Вот жук Базилевский! На психику давит, прохиндей.
— Чё, прямо щас? — удивился Лёха.
— Сказал, сперва утром в Особый отдел, потом документы чего-то там…
— А Батона с Кипой куда повели?
— Вроде, в санчасть.
— Вот вы уроды…
Обычно я просыпаюсь за две-три минуты до будильника, но тут, из-за этих бесконечных ночных хождений, что ли, вырубился наглухо. Разбудил меня голос дежурного Лёхи:
— Рота, подъём! Форма на утреннюю зарядку номер два!
Номер два — брюки, сапоги и майка. Майку напоследок, главное — брюки, и портянки на ноги нормально намотать. Подорвался на построение, ещё и рефлекс старый, опять же, сработал — ноги сами принесли меня на место сержанта второго взвода, каким оно было при курсантском построении в одну шеренгу.
— Э, ты куда? — удивлённо спросил Лёха.
— Фубля… Спасибо!
Лёха кивнул и громко скомандовал:
— Рота, на утреннюю физическую зарядку — становись!
Я встал на нужное место. Строй постепенно заполнялся. Да, сорока пятью секундами тут и не пахло. Минуты две, в лучшем случае. Впрочем, это дело тренировки.
Из офицерской комнаты доносилась цветистая ругань. Голосов было три — подозреваю, явились командиры взводов.*
*Для людей, страшно далёких
от военных училищ,
нужно, наверное, пояснить:
в ИВАТУ учебная рота АВ
(авиационного вооружения)
составляла
около шестидесяти человек.
Рота делилась на два взвода,
у каждого — свой командир
(взводный,
обычно на эту должность
назначали старлеев —
старших лейтенантов).
Заместитель командира взвода
из числа курсантов
(или, как в нашем случае —
учащихся) — замок.
Каждый взвод
делился на два отделения,
со своими командирами
(опять же,
из числа курсантов —
комодами).
Наконец из недр офицерской появился налитый дурной кровью капитан Гробовченко. Остановился напротив нас.
Лёха с явным опасением доложил:
— Товарищ капитан, личный состав роты на утреннюю физическую зарядку построен, дежурный по роте учащийся Артемьев.
Капитан свирепо молчал, искажаясь лицом и раздувая ноздри, заставляя ряды мальчишек съёживаться. Нет, Гробовченко я могу понять — он сейчас пытается хоть одно приличное слово подобрать, наверняка же ему сказали, что несовершеннолетних матом крыть нельзя. И не может. Мдэ.

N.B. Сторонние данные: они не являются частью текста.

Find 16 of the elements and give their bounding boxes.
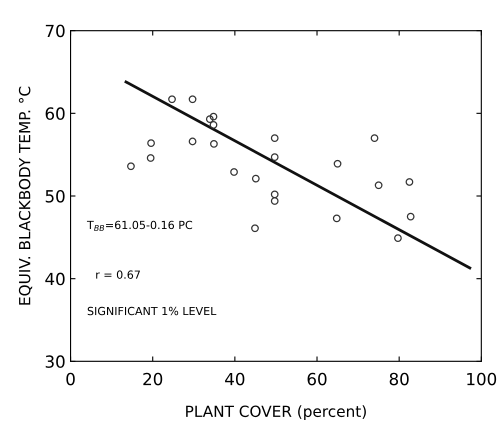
annotation: r = 0.67 [96, 270, 140, 279]
x-tick-label: 20 [143, 372, 162, 386]
x-tick-label: 0 [66, 372, 75, 386]
annotation: SIGNIFICANT 1% LEVEL [88, 306, 216, 316]
y-tick-label: 40 [45, 272, 65, 286]
y-tick-label: 60 [46, 107, 65, 120]
x-tick-label: 40 [225, 372, 244, 386]
x-tick-label: 60 [308, 372, 327, 386]
x-axis-title: PLANT COVER (percent) [186, 405, 366, 420]
x-tick-label: 80 [390, 372, 409, 386]
annotation: T$_{BB}$=61.05-0.16 PC [86, 220, 192, 231]
y-tick-label: 70 [46, 24, 65, 38]
y-tick-label: 50 [46, 190, 65, 203]
y-tick-label: 30 [46, 355, 65, 368]
y-axis-title: EQUIV. BLACKBODY TEMP. °C [18, 86, 32, 305]
x-tick-label: 100 [467, 372, 496, 386]
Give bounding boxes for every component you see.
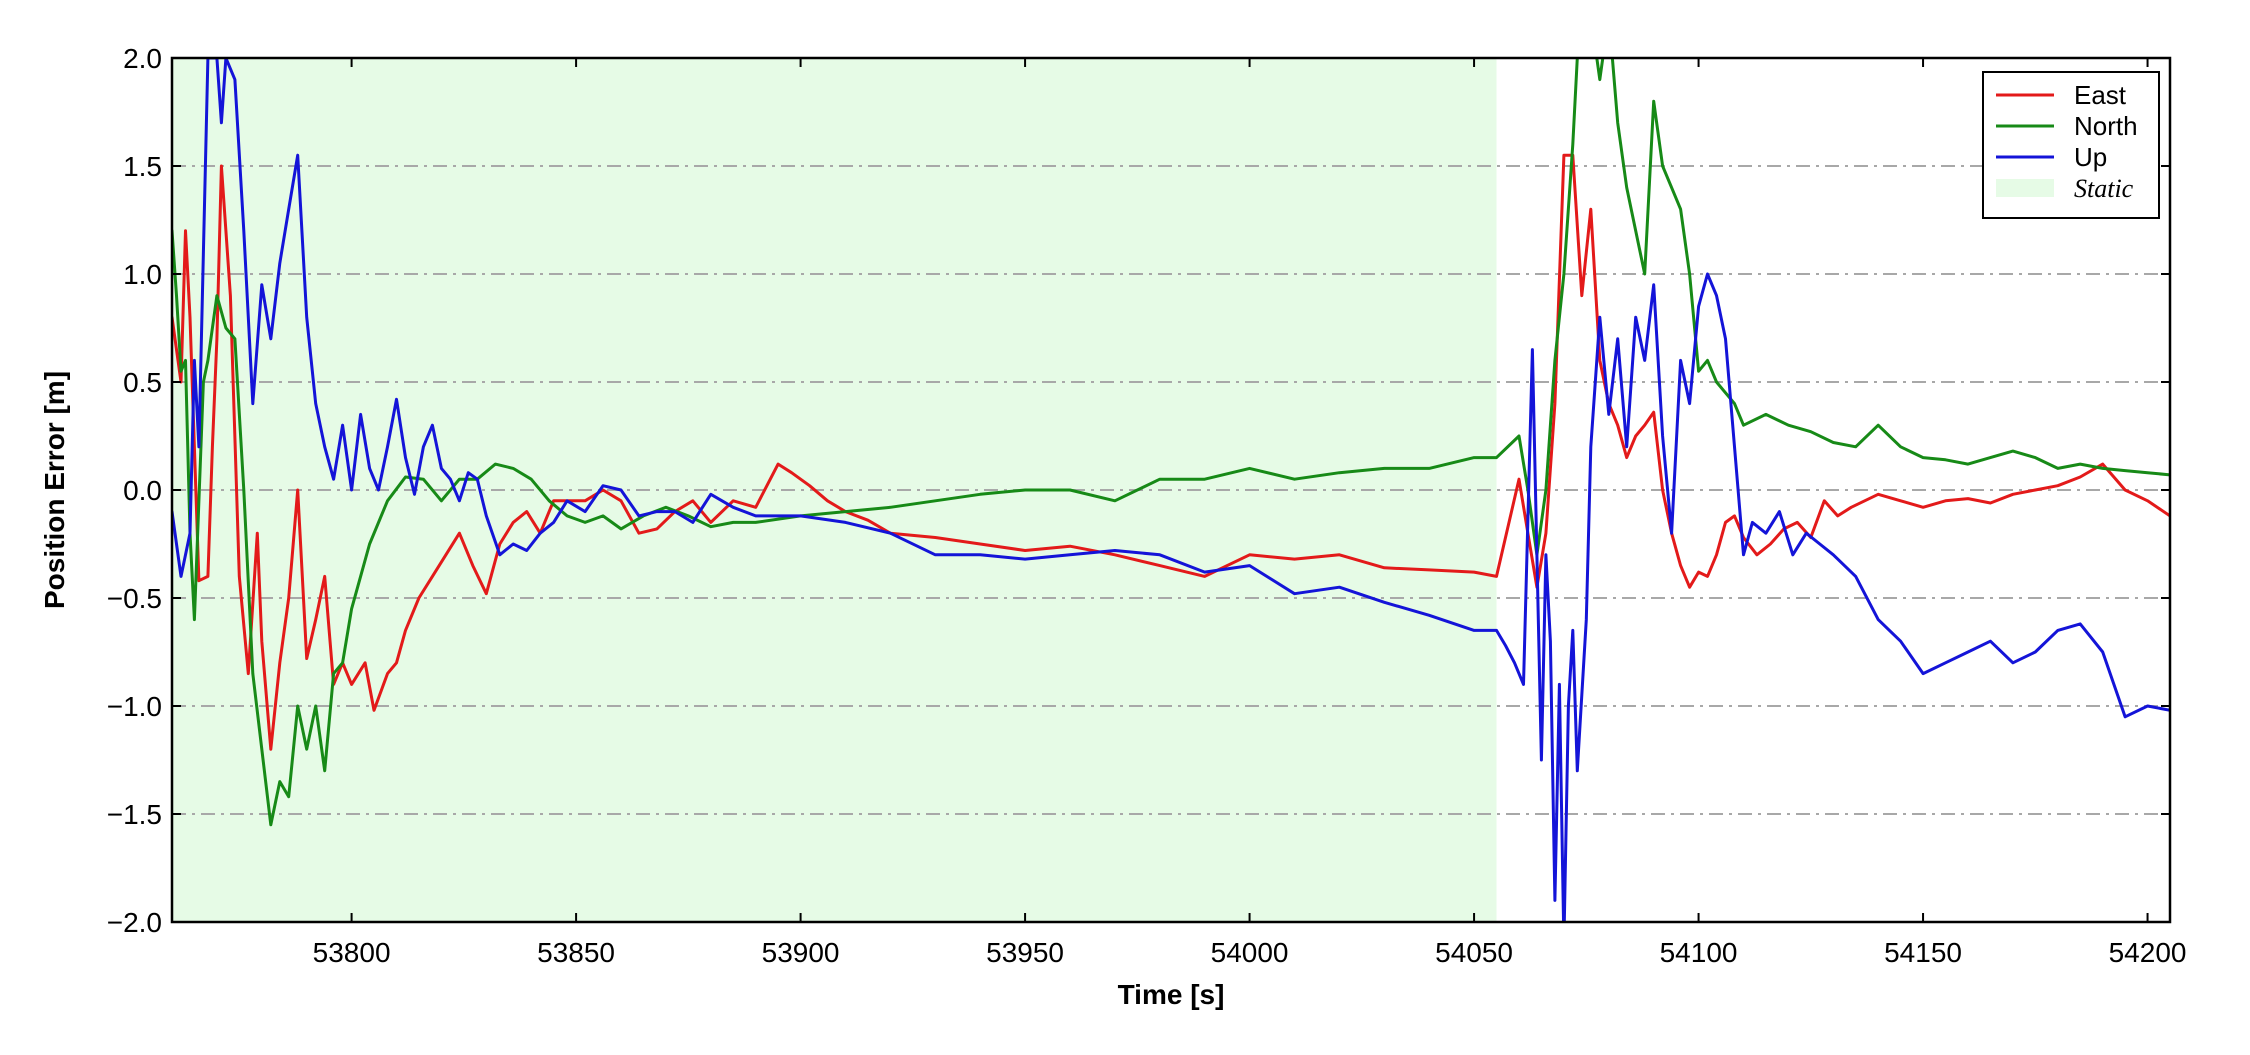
series-line-up bbox=[172, 58, 2170, 922]
y-tick-label: 1.0 bbox=[123, 259, 162, 290]
series-line-north bbox=[172, 58, 2170, 827]
x-tick-label: 54000 bbox=[1211, 937, 1289, 968]
static-region-layer bbox=[172, 58, 1497, 922]
legend-label-east: East bbox=[2074, 80, 2127, 110]
x-tick-label: 54200 bbox=[2109, 937, 2187, 968]
x-tick-label: 53850 bbox=[537, 937, 615, 968]
y-tick-label: −0.5 bbox=[107, 583, 162, 614]
x-tick-label: 54150 bbox=[1884, 937, 1962, 968]
x-tick-label: 53950 bbox=[986, 937, 1064, 968]
series-layer bbox=[172, 58, 2170, 922]
legend-label-static: Static bbox=[2074, 174, 2134, 203]
y-tick-label: −1.0 bbox=[107, 691, 162, 722]
y-axis-title: Position Error [m] bbox=[39, 371, 70, 609]
legend-label-north: North bbox=[2074, 111, 2138, 141]
y-tick-label: 2.0 bbox=[123, 43, 162, 74]
legend-label-up: Up bbox=[2074, 142, 2107, 172]
x-tick-label: 54100 bbox=[1660, 937, 1738, 968]
y-tick-label: −2.0 bbox=[107, 907, 162, 938]
y-tick-label: 0.0 bbox=[123, 475, 162, 506]
static-region bbox=[172, 58, 1497, 922]
x-tick-label: 53800 bbox=[313, 937, 391, 968]
y-tick-label: −1.5 bbox=[107, 799, 162, 830]
legend-swatch-static bbox=[1996, 179, 2054, 197]
ticks-layer: 2.0 1.5 1.0 0.5 0.0 −0.5 −1.0 −1.5 −2.0 53800 5385… bbox=[107, 43, 2187, 968]
y-tick-label: 0.5 bbox=[123, 367, 162, 398]
x-tick-label: 54050 bbox=[1435, 937, 1513, 968]
x-axis-title: Time [s] bbox=[1118, 979, 1225, 1010]
y-tick-label: 1.5 bbox=[123, 151, 162, 182]
x-tick-label: 53900 bbox=[762, 937, 840, 968]
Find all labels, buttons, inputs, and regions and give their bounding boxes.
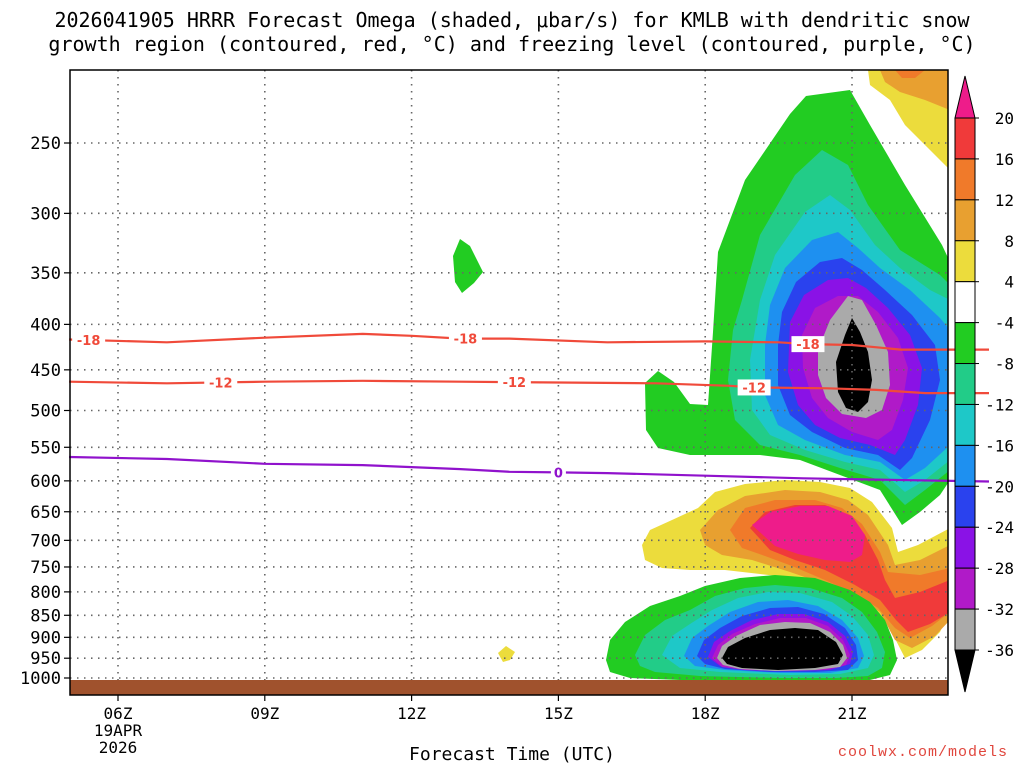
axes-layer: 2503003504004505005506006507007508008509… bbox=[20, 69, 949, 757]
x-tick-label: 21Z bbox=[838, 704, 867, 723]
ground-surface-band bbox=[70, 680, 948, 695]
contour-label-background bbox=[204, 374, 238, 391]
chart-title-line-2: growth region (contoured, red, °C) and f… bbox=[48, 32, 976, 56]
colorbar: 20 16 12 8 4 -4 -8 -12 -16 -20 -24 -28 -32 -36 bbox=[954, 75, 1014, 693]
y-tick-label: 700 bbox=[30, 531, 61, 551]
y-tick-label: 550 bbox=[30, 438, 61, 458]
colorbar-band bbox=[954, 199, 976, 242]
upper-descent-contour-12 bbox=[895, 70, 925, 78]
colorbar-band bbox=[954, 567, 976, 610]
colorbar-band bbox=[954, 403, 976, 446]
y-tick-label: 850 bbox=[30, 606, 61, 626]
colorbar-top-arrow bbox=[954, 75, 976, 119]
colorbar-band bbox=[954, 485, 976, 528]
colorbar-tick-label: 20 bbox=[995, 109, 1014, 128]
y-tick-label: 1000 bbox=[20, 669, 61, 689]
contour-label-background bbox=[550, 464, 566, 481]
colorbar-tick-label: -32 bbox=[985, 600, 1014, 619]
lower-ascent-contour-minus-36 bbox=[722, 628, 843, 670]
colorbar-tick-label: 12 bbox=[995, 191, 1014, 210]
y-tick-label: 750 bbox=[30, 558, 61, 578]
x-tick-label: 12Z bbox=[397, 704, 426, 723]
colorbar-tick-label: -16 bbox=[985, 436, 1014, 455]
colorbar-tick-label: -24 bbox=[985, 518, 1014, 537]
y-tick-label: 450 bbox=[30, 361, 61, 381]
contour-label: -18 bbox=[454, 333, 478, 348]
x-tick-label: 15Z bbox=[544, 704, 573, 723]
y-tick-label: 900 bbox=[30, 628, 61, 648]
colorbar-tick-label: -36 bbox=[985, 641, 1014, 660]
colorbar-band bbox=[954, 444, 976, 487]
upper-descent-contour-8 bbox=[880, 70, 948, 110]
descent-contour-20 bbox=[752, 506, 865, 562]
colorbar-tick-label: 4 bbox=[1004, 273, 1014, 292]
colorbar-bottom-arrow bbox=[954, 649, 976, 693]
colorbar-band bbox=[954, 608, 976, 651]
colorbar-band bbox=[954, 158, 976, 201]
contour-label-background bbox=[791, 336, 825, 353]
colorbar-tick-label: 8 bbox=[1004, 232, 1014, 251]
x-tick-label: 18Z bbox=[691, 704, 720, 723]
colorbar-band bbox=[954, 322, 976, 365]
contour-label: -18 bbox=[796, 338, 820, 353]
contour-label: -12 bbox=[209, 376, 233, 391]
y-tick-label: 250 bbox=[30, 134, 61, 154]
contour-label: -12 bbox=[742, 381, 766, 396]
contour-line--12 bbox=[69, 379, 989, 395]
x-tick-label: 06Z bbox=[104, 704, 133, 723]
contour-line--18 bbox=[69, 332, 989, 351]
contour-label: 0 bbox=[554, 466, 563, 481]
contour-label-background bbox=[497, 374, 531, 391]
x-axis-label: Forecast Time (UTC) bbox=[409, 744, 615, 765]
contour-label: -12 bbox=[503, 376, 527, 391]
colorbar-tick-label: -12 bbox=[985, 395, 1014, 414]
contour-label-background bbox=[72, 332, 106, 349]
contour-line-0 bbox=[69, 455, 990, 483]
colorbar-tick-label: 16 bbox=[995, 150, 1014, 169]
colorbar-tick-label: -8 bbox=[995, 355, 1014, 374]
temperature-contours: -18 -18 -18 -12 -12 -12 0 bbox=[69, 330, 990, 483]
contour-label: -18 bbox=[77, 334, 101, 349]
y-tick-label: 600 bbox=[30, 472, 61, 492]
colorbar-band bbox=[954, 117, 976, 160]
colorbar-tick-label: -28 bbox=[985, 559, 1014, 578]
y-tick-label: 300 bbox=[30, 204, 61, 224]
contour-label-background bbox=[448, 330, 482, 347]
y-tick-label: 950 bbox=[30, 649, 61, 669]
y-tick-label: 500 bbox=[30, 402, 61, 422]
y-tick-label: 350 bbox=[30, 264, 61, 284]
y-tick-label: 650 bbox=[30, 503, 61, 523]
y-tick-label: 400 bbox=[30, 315, 61, 335]
small-ascent-cell bbox=[453, 239, 483, 293]
colorbar-tick-label: -4 bbox=[995, 314, 1014, 333]
omega-shading-layer bbox=[453, 70, 948, 680]
colorbar-band bbox=[954, 526, 976, 569]
colorbar-band bbox=[954, 281, 976, 324]
colorbar-band bbox=[954, 240, 976, 283]
colorbar-tick-label: -20 bbox=[985, 477, 1014, 496]
contour-label-background bbox=[737, 379, 771, 396]
chart-title-line-1: 2026041905 HRRR Forecast Omega (shaded, … bbox=[54, 8, 970, 32]
x-tick-label: 09Z bbox=[250, 704, 279, 723]
x-date-label: 2026 bbox=[99, 738, 138, 757]
colorbar-band bbox=[954, 363, 976, 405]
plot-frame bbox=[69, 69, 949, 696]
small-descent-cell bbox=[498, 646, 515, 662]
x-date-label: 19APR bbox=[94, 721, 143, 740]
y-tick-label: 800 bbox=[30, 583, 61, 603]
source-watermark: coolwx.com/models bbox=[837, 744, 1008, 761]
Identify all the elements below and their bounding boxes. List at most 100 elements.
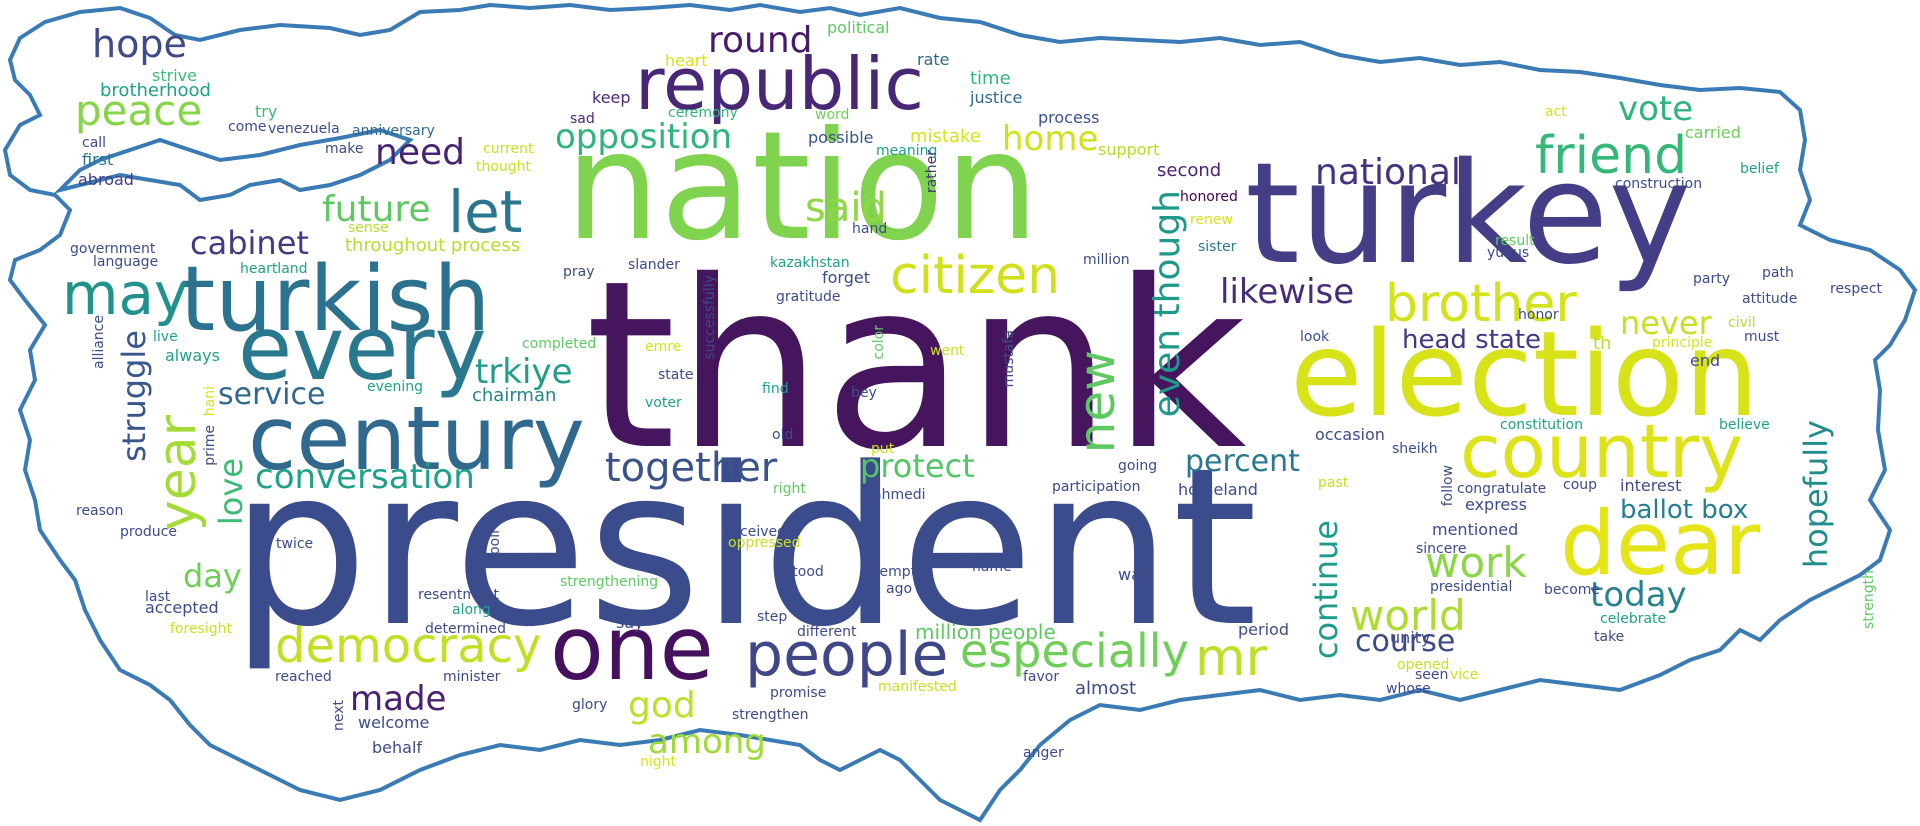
word-first: first xyxy=(82,150,114,169)
word-slander: slander xyxy=(628,257,680,273)
word-produce: produce xyxy=(120,524,177,540)
word-one: one xyxy=(550,597,714,700)
word-way: way xyxy=(1118,565,1151,584)
word-brother: brother xyxy=(1385,274,1577,334)
word-anger: anger xyxy=(1023,745,1064,761)
word-hand: hand xyxy=(852,221,888,237)
word-justice: justice xyxy=(970,88,1023,107)
word-resentment: resentment xyxy=(418,587,499,603)
word-ahmedi: ahmedi xyxy=(873,487,926,503)
word-chairman: chairman xyxy=(472,385,557,406)
word-sincere: sincere xyxy=(1416,541,1467,557)
word-whose: whose xyxy=(1386,681,1431,697)
word-try: try xyxy=(255,102,278,121)
word-stood: stood xyxy=(785,564,824,580)
word-kazakhstan: kazakhstan xyxy=(770,255,850,271)
word-may: may xyxy=(62,260,189,328)
word-turkish: turkish xyxy=(180,247,491,352)
word-right: right xyxy=(773,481,806,497)
word-take: take xyxy=(1594,629,1625,645)
word-must: must xyxy=(1744,329,1780,345)
word-respect: respect xyxy=(1830,281,1883,297)
word-follow: follow xyxy=(1440,465,1456,507)
word-republic: republic xyxy=(635,42,924,126)
word-emre: emre xyxy=(645,339,682,355)
word-let: let xyxy=(448,178,523,246)
word-country: country xyxy=(1460,409,1743,495)
word-look: look xyxy=(1300,329,1330,345)
word-last: last xyxy=(145,589,171,605)
word-mistake: mistake xyxy=(910,126,981,147)
word-honor: honor xyxy=(1518,307,1559,323)
word-seen: seen xyxy=(1415,667,1449,683)
word-different: different xyxy=(797,624,857,640)
word-past: past xyxy=(1318,475,1349,491)
word-strengthen: strengthen xyxy=(732,707,809,723)
word-home: home xyxy=(1002,119,1099,159)
word-language: language xyxy=(93,254,159,270)
word-work: work xyxy=(1425,538,1527,587)
word-anniversary: anniversary xyxy=(352,123,435,139)
word-love: love xyxy=(212,458,250,526)
word-pray: pray xyxy=(563,264,595,280)
word-word: word xyxy=(815,107,850,123)
word-turkey: turkey xyxy=(1245,133,1692,296)
word-accepted: accepted xyxy=(145,598,219,617)
word-voter: voter xyxy=(645,395,682,411)
word-attempt: attempt xyxy=(860,564,917,580)
word-day: day xyxy=(183,557,242,595)
word-especially: especially xyxy=(960,624,1189,678)
word-god: god xyxy=(628,685,696,726)
word-foresight: foresight xyxy=(170,621,232,637)
word-million: million xyxy=(1083,252,1130,268)
word-next: next xyxy=(331,700,347,732)
word-rate: rate xyxy=(917,50,950,69)
word-support: support xyxy=(1098,140,1160,159)
word-yunus: yunus xyxy=(1487,245,1530,261)
word-peace: peace xyxy=(75,86,203,135)
word-thank: thank xyxy=(585,231,1247,501)
word-alliance: alliance xyxy=(91,315,107,370)
word-going: going xyxy=(1118,458,1158,474)
word-night: night xyxy=(640,754,677,770)
word-old: old xyxy=(772,427,794,443)
word-state: state xyxy=(658,367,694,383)
word-abroad: abroad xyxy=(78,170,134,189)
word-among: among xyxy=(648,722,766,762)
word-ballot-box: ballot box xyxy=(1620,495,1749,525)
word-prime: prime xyxy=(202,425,218,466)
word-century: century xyxy=(248,387,585,490)
word-every: every xyxy=(238,297,487,400)
word-welcome: welcome xyxy=(358,713,430,732)
word-opposition: opposition xyxy=(555,117,733,157)
word-civil: civil xyxy=(1728,315,1756,331)
word-continue: continue xyxy=(1307,520,1345,660)
word-hope: hope xyxy=(92,22,187,66)
word-th: th xyxy=(1593,333,1612,354)
word-behalf: behalf xyxy=(372,738,423,757)
word-name: name xyxy=(972,559,1012,575)
word-current: current xyxy=(483,141,534,157)
word-glory: glory xyxy=(572,697,608,713)
word-even-though: even though xyxy=(1147,190,1188,418)
word-step: step xyxy=(757,609,788,625)
word-today: today xyxy=(1590,575,1687,615)
word-strength: strength xyxy=(1861,570,1877,629)
word-always: always xyxy=(165,346,220,365)
word-process: process xyxy=(1038,108,1100,127)
word-service: service xyxy=(218,377,326,412)
word-course: course xyxy=(1355,624,1456,659)
word-party: party xyxy=(1693,271,1730,287)
word-express: express xyxy=(1465,495,1527,514)
word-election: election xyxy=(1290,305,1759,443)
word-said: said xyxy=(805,185,887,231)
word-people: people xyxy=(745,620,949,690)
word-call: call xyxy=(82,135,107,151)
word-vote: vote xyxy=(1618,89,1694,129)
word-mentioned: mentioned xyxy=(1432,520,1519,539)
word-sister: sister xyxy=(1198,239,1237,255)
word-become: become xyxy=(1544,582,1601,598)
word-meaning: meaning xyxy=(876,143,938,159)
word-went: went xyxy=(930,343,965,359)
word-received: received xyxy=(726,524,787,540)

— Ну, я вам покажу кузькину мать! — страшным свистящим шёпотом выдал он вдруг. — Командиры отделений, проверить наличие личного состава, доложить!
Пошли доклады, наглым образом подчеркнувшие отсутствие двоих воспитанников по причине нахождения их в санчасти.
Гробовченко усилием воли привёл лицо в относительный человеческий вид:
— РОТА — НАПРА-ВО! Через туалет, на выход, ШАГОМ — МАРШ!
Дальше мы бежали. Для начала — три километра. И с нами бежал какой-то неизвестный мне старлей — командир одного из взводов, должно быть. Бежал и чмырил нас, задохликов. Было немного обидно. Нет, я последние три года исправно бегал минимум трёху, но как суставы начали болеть, ощущения от движения сделались… терпимыми, но малоприятными, так скажем. Поэтому бежал я бережно, не стараясь выдать чемпионский результат. Так, в серединочке.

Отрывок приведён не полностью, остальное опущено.